Hello everyone.
Today I’d like to share one of my ideas about the Voynich script. Remembering my last experience here with you, I decided to approach it through a calligraphic analysis of the text, using an Excel spreadsheet.
After studying many EVA transcriptions and different interpretations of the Voynich manuscript, especially the work of Stephen Bax, I looked into phonetic studies and the attempts to match glyphs with specific sounds. In my opinion, those correspondences often seem sporadic and subjective. I also explored the idea of Gregorian chants derived from the manuscript.
The Voynich text has a remarkable lexical redundancy. With very few glyphs, a massive text was written, yet many pages almost feel like obsessive repetitions of nearly identical words. It gives the impression of something chant-like, melodic, repetitive — almost like a litany, a prayer, or something similar.
This aspect really caught my attention. How is it possible to generate a fully coherent text with so few letters?
I rule out the hypothesis that it was simply a fake or meaningless text created only for profit.
This is where medieval Gregorian chant comes into play. The Voynich text seems to share several similarities with it. For example, medieval Gregorian notation used four lines in the tetragram and only a few note heights. The notes, often written in square form and called neumes, were used to identify syllables. They could appear in different forms that modified pronunciation.

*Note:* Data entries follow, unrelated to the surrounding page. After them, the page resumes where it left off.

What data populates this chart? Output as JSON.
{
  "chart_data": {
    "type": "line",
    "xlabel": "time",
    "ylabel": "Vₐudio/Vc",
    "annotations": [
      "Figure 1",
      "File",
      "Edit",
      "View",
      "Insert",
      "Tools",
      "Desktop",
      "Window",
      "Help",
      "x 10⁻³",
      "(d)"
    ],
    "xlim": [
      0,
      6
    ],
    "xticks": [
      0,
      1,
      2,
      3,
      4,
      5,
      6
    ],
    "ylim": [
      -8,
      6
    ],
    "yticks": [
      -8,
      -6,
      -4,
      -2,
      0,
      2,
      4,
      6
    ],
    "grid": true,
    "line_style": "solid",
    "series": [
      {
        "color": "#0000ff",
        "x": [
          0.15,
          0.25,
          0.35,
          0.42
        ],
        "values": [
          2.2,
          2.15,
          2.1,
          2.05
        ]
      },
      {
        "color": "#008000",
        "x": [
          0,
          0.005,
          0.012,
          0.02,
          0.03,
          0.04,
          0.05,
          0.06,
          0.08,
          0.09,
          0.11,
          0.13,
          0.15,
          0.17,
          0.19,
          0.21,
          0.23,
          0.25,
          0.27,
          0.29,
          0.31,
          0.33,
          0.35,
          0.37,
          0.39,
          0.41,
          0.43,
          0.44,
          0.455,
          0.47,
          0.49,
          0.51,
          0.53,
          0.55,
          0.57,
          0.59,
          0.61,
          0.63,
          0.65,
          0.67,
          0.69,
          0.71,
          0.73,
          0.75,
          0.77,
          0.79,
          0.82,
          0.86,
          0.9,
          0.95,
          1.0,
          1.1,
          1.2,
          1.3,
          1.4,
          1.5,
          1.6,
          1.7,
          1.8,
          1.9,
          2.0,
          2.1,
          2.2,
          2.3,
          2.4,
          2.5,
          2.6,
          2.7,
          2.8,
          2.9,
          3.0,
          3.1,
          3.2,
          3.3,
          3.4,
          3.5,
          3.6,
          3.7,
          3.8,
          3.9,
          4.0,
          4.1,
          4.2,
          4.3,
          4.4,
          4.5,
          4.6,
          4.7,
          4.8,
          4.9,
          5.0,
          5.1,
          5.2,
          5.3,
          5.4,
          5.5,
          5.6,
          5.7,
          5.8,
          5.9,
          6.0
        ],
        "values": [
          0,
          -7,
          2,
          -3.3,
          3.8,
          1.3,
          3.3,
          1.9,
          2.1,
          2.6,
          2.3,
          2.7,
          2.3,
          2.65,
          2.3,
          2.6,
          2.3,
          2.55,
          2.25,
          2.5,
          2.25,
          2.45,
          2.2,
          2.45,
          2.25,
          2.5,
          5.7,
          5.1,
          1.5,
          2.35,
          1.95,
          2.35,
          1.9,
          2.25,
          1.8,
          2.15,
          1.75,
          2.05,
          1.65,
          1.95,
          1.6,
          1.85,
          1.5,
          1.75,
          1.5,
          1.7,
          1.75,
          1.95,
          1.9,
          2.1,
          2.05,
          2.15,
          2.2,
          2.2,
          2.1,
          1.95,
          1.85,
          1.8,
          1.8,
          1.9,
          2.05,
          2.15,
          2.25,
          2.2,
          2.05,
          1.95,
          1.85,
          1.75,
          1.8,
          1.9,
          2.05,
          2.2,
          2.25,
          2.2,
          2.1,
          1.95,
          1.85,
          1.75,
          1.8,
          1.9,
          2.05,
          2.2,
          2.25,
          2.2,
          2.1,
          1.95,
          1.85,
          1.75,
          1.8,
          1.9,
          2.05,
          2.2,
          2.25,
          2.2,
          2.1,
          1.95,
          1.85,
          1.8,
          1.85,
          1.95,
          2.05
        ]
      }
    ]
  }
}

What interests me most is the number of lines and how, with only a few notes, an entire text could be written.
There are also compound neumes like podatus, clivis, torculus, and porrectus — groups of notes forming a single syllable — as well as simple neumes like punctum and virga, where a single note represents one syllable.
If we compare this idea with the Voynich text, the compound neumes could resemble compound glyphs such as ch, sh, ckh, cfh, cph, or cth.
Example of a neume with square annotations
While studying the Voynich script, what immediately stood out to me was the visual shape of the glyphs themselves. They reminded me of medieval Gregorian notation.
At that point, I started analyzing the glyphs and their heights, arranging them into a kind of scale. Of course, the text is written in cursive, so it isn’t as regular as Gregorian notes, but I tried to estimate the heights and see if this perspective could reveal something interesting.
Please ignore the heights marked with a “+” sign, which I used for compound glyphs with ligatures or connected forms. In Excel I couldn’t make the calculations work correctly with the “+” signs, so I had to leave them out. I suspect those glyphs may represent something additional compared to the others, but for now I don’t want to push the theory too far.
Now I’ll explain exactly what I did.
I took the manuscript and assigned heights to the glyphs: A high, M medium, B low, C short.
This is how I categorized the glyph heights.
I should point out again that the Voynich text is written in cursive. Someone might notice, for example, that in the word “ykal” I classified the glyph “l” as C, even though visually it could seem closer to B. But after checking most instances of that glyph, I noticed that, like the “y” glyph, part of it often extends below the line. In other cases, the “y” glyph appears shorter than expected.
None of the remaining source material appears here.